Ms. DeWoskin arrives in Beijing on something of a lark, a college grad with an English degree, a little Mandarin, and a desire for something adventurous. She has taken a position with the Beijing office of an international public relations firm (we later learn that "P.R." sounds uncomfortably like the Chinese word for an unflattering body part) but quickly finds the work empty of content. She unexpectedly gets offered a spot as one of the two foreign female leads in a new Chinese soap opera entitled "Yang Niu Zai Beijing," or "Foreign Babes in Beijing." She is duped into signing a contract for far less than she's worth to the producers (there are still relatively few attractive young Western women in Beijing in 1995), and a series of acting misadventures and cast romances ensue. DeWoskin can barely separate her real-life feelings for her hunky co-star Wang Ling from their respective romantic roles in the soap opera. In the end, "Foreign Babes" is a huge success throughout China, and Ms. Dewoskin is recognized everywhere she goes as Jiexi, the "loose" Western woman who steals a married Chinese man (Wang Ling's character, Tianming) from his wife and takes him to America.
The author eventually quits her P.R. job and takes on a series of small acting and spokesperson roles, and even takes a brief turn as a runway model. Along the way, she meets and briefly profiles four young Beijingers (two female and two male, despite oddly labeling their chapters, "Biographies of Model Babes") and describes their lives, beliefs, and aspirations. Each is fiercely independent and nontraditional, seeking to find their own identity and purpose in a newly-opened society. These four people are sometimes misinformed and often obstinate, even foolishly obstreperous, but there's no doubt they are brave, going where relatively few in their country have gone before.
DeWoskin develops close relationships with each of her four Beijingers, including a live-in relationship with the actor/screenwriter Zhao Jun. The last one-third of the book details her post-Jiexi life, which seems to devolve into clubbing and bar-hopping punctuated by occasional vague hints at working. Two tragedies -- the sudden death of a close Chinese friend juxtaposed against the mistaken U.S./NATO bombing of the Chinese embassy in Belgrade -- bring DeWoskin's relationships and her Chinese life to an abrupt end just as the 20th Century is drawing to a close. It is time to go home, to find her place in her native country.
Ms.

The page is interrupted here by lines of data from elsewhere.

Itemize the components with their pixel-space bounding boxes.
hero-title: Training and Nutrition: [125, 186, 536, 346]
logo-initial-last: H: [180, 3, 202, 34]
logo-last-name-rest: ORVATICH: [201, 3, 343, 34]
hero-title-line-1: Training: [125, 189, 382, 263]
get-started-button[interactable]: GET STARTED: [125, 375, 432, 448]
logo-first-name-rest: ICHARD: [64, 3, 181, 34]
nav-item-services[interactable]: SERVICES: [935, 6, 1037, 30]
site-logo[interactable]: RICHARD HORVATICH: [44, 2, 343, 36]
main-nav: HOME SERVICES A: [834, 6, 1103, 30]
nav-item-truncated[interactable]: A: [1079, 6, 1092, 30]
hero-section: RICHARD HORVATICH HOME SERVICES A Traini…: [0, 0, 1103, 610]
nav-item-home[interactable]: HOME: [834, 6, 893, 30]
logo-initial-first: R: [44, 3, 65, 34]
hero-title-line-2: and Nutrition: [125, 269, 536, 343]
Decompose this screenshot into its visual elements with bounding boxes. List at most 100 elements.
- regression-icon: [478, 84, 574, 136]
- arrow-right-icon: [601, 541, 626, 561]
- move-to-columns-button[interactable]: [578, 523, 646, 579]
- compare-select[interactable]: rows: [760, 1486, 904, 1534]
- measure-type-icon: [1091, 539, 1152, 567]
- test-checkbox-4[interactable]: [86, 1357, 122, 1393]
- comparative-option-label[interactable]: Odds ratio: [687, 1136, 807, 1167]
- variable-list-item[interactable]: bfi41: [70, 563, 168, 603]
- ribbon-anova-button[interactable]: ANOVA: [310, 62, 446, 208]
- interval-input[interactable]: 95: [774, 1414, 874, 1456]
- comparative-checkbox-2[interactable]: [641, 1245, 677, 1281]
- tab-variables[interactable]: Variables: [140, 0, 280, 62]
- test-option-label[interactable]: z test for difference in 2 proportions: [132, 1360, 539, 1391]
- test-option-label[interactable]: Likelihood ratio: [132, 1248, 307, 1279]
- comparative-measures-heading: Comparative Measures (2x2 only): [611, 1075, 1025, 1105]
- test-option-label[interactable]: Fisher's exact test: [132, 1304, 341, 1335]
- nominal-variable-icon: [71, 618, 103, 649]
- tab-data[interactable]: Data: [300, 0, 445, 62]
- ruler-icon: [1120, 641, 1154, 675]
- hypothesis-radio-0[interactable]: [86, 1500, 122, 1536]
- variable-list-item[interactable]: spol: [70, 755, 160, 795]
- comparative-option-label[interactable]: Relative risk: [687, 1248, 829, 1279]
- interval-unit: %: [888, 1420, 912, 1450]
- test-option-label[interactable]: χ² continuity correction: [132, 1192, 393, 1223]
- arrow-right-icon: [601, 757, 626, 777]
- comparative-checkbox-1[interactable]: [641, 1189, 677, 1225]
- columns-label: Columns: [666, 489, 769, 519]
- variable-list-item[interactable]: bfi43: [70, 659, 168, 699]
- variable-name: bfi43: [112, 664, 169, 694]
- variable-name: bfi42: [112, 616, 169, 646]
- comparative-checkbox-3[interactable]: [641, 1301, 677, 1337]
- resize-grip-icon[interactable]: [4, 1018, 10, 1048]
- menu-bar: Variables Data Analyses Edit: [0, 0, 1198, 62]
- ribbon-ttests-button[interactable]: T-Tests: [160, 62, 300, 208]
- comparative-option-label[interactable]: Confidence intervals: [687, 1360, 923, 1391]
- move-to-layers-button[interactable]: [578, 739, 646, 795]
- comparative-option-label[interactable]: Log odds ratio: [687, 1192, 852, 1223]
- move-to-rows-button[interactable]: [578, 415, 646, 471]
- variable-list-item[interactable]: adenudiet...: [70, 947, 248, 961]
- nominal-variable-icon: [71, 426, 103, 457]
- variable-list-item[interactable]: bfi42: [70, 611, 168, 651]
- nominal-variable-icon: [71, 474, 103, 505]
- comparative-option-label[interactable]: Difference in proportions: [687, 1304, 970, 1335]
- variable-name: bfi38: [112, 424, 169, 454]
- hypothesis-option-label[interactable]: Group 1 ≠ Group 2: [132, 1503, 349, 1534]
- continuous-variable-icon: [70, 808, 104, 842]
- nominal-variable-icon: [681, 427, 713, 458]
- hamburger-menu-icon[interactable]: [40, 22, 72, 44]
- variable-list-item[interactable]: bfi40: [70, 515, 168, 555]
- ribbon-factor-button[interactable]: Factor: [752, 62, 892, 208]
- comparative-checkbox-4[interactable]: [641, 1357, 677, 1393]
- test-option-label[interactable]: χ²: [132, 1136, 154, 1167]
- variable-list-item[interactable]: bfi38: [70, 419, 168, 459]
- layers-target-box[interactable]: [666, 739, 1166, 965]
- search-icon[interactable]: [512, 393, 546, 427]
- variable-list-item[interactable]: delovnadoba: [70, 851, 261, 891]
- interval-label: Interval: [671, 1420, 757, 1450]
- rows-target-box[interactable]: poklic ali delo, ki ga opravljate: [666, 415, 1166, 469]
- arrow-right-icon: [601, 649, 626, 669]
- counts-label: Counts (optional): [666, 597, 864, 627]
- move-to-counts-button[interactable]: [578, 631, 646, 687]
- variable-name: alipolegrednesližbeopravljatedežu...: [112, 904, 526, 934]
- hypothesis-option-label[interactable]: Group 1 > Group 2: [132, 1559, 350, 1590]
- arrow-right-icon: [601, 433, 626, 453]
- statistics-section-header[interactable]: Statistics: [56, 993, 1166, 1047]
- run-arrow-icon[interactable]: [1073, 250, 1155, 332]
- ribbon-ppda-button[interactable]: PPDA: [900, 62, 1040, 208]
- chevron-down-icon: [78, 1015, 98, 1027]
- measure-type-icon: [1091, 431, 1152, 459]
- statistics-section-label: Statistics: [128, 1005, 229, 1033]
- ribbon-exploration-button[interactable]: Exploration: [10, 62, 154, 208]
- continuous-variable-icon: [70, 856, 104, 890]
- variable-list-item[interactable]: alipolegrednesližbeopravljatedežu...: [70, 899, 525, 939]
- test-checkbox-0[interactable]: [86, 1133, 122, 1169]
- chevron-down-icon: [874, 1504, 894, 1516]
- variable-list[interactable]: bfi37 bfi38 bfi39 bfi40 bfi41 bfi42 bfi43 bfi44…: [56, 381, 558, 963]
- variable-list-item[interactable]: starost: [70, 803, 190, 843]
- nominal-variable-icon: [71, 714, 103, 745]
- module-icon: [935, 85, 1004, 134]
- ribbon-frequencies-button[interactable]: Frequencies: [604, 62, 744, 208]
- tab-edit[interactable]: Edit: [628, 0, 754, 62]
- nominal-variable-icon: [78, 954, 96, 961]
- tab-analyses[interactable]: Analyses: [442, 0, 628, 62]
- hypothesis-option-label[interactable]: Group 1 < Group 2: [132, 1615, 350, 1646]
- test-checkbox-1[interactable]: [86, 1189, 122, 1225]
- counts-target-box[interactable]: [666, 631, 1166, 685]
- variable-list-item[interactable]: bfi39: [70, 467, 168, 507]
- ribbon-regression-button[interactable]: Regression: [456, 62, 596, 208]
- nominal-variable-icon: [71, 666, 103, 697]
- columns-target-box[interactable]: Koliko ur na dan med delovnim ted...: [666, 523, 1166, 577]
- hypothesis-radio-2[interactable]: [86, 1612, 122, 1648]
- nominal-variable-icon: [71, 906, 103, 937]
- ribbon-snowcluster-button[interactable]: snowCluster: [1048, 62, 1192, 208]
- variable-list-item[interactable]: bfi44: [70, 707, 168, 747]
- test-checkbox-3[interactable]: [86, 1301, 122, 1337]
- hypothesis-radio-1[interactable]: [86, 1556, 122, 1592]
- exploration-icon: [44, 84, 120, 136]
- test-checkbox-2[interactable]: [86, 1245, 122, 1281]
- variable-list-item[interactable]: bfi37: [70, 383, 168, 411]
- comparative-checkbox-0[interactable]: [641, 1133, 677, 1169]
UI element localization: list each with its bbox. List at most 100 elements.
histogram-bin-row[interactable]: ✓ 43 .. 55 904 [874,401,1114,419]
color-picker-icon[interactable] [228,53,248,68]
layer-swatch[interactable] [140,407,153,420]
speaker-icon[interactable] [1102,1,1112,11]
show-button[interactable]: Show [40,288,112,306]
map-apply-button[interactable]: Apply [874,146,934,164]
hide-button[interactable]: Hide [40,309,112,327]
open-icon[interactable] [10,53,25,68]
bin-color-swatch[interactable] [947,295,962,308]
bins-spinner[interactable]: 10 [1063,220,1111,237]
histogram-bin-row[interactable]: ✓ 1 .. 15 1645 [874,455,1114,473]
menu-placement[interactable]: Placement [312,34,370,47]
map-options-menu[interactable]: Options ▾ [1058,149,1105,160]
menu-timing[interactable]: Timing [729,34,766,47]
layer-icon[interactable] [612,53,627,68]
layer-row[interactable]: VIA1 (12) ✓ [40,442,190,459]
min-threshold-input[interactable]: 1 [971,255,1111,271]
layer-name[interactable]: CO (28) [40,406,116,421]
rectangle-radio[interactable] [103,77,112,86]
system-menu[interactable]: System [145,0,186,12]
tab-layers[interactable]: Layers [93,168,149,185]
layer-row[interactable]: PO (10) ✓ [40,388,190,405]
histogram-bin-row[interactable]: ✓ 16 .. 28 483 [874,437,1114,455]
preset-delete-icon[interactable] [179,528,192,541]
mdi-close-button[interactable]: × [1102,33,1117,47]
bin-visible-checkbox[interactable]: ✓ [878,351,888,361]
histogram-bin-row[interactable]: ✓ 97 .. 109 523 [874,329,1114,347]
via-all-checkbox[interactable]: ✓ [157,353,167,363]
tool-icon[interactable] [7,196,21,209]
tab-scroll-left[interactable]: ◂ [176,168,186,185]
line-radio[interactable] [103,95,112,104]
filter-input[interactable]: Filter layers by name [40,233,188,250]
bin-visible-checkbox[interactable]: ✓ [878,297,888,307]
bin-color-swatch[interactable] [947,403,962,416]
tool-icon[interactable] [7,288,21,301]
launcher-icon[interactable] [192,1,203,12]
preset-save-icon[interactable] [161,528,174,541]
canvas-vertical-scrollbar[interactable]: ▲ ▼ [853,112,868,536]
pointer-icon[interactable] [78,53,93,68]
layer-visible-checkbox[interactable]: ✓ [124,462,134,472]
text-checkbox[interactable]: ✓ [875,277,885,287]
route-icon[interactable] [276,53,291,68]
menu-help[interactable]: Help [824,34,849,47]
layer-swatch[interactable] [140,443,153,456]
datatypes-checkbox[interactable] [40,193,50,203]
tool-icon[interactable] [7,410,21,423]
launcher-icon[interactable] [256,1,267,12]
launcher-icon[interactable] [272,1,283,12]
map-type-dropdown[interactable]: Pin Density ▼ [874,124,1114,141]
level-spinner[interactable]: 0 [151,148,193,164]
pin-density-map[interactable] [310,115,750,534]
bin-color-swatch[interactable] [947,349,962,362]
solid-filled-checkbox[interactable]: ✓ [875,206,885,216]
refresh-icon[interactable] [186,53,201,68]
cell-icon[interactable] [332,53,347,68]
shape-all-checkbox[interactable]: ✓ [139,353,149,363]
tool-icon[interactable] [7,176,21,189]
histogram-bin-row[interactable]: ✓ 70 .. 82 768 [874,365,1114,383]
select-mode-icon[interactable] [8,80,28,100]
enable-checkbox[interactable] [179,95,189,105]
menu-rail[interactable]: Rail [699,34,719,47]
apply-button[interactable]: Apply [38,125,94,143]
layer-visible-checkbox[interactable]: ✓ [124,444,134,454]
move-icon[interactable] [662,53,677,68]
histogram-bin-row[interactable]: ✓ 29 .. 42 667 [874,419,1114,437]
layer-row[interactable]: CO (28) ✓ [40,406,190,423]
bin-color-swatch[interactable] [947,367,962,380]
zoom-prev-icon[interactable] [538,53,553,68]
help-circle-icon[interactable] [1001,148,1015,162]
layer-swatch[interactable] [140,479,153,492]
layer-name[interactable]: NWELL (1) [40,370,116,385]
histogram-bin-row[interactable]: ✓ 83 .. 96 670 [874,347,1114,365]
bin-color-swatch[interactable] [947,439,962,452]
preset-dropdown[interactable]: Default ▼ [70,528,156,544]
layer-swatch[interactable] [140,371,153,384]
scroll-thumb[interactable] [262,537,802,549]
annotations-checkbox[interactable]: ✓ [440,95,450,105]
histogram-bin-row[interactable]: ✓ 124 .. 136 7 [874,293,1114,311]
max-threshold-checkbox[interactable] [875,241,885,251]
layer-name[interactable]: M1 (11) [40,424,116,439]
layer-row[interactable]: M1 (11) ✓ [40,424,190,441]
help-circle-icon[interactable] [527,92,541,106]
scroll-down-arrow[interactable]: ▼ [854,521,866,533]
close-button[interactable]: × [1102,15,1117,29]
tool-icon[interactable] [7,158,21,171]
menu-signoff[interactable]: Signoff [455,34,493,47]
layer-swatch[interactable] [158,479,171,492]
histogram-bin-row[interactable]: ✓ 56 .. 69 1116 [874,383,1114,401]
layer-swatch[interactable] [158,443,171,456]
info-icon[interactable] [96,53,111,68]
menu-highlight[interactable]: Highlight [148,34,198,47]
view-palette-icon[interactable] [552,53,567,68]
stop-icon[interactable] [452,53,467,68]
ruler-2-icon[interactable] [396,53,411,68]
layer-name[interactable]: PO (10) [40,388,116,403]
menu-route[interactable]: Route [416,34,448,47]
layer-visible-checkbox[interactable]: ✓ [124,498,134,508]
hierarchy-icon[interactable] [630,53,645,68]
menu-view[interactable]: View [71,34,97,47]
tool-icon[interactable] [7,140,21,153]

DeWoskin tells her story in casual prose with easy pacing. Her writing is sometimes poignant and other times humorous. The reader feels her confusion about Chinese life and language; she doesn't even learn until later that her Chinese name, Du Ruiqiu (Du for DeWoskin, Ruiqiu to sound like Rachel), actually means "Bumper Harvest." She finds huge cultural gaps and differences with everyone around her. She makes repeated cultural faux pas, but muddles through nonetheless, just like any American in her place. Interlaced with her story are bits and pieces of Chinese history and language. Ms. DeWoskin also offers a number of surprisingly on-target, passing observations about Chinese life and culture: the importance of face, women covering their mouths when laughing, lack of winter heating, foreigners' prices, women holding hands but not hugging, and a host of others. Combined, these little bits add to a greater whole, creating a "Beijing atmosphere" that effectively complements her personal story.
It is hard not to see FOREIGN BABES IN CHINA as a coming of age story, both for the naïve, young college graduate author and for the country in which she is perpetually an outsider. She uses China and the Chinese for her own adventure story as surely as they use her for her "exotic" foreignness. This book is also a story about cross-cultural personal relationships, about roles assumed and played out, about what is thought and said, and not said, between any two people, complicated a hundredfold by cultural differences and ways of thinking. In the end, Ms. DeWoskin's confused, conflicted, and ultimately lost relationship with Zhao Jun may well serve as a metaphor for the instability, and perhaps the utter hopelessness, of the larger Sino-American relationship.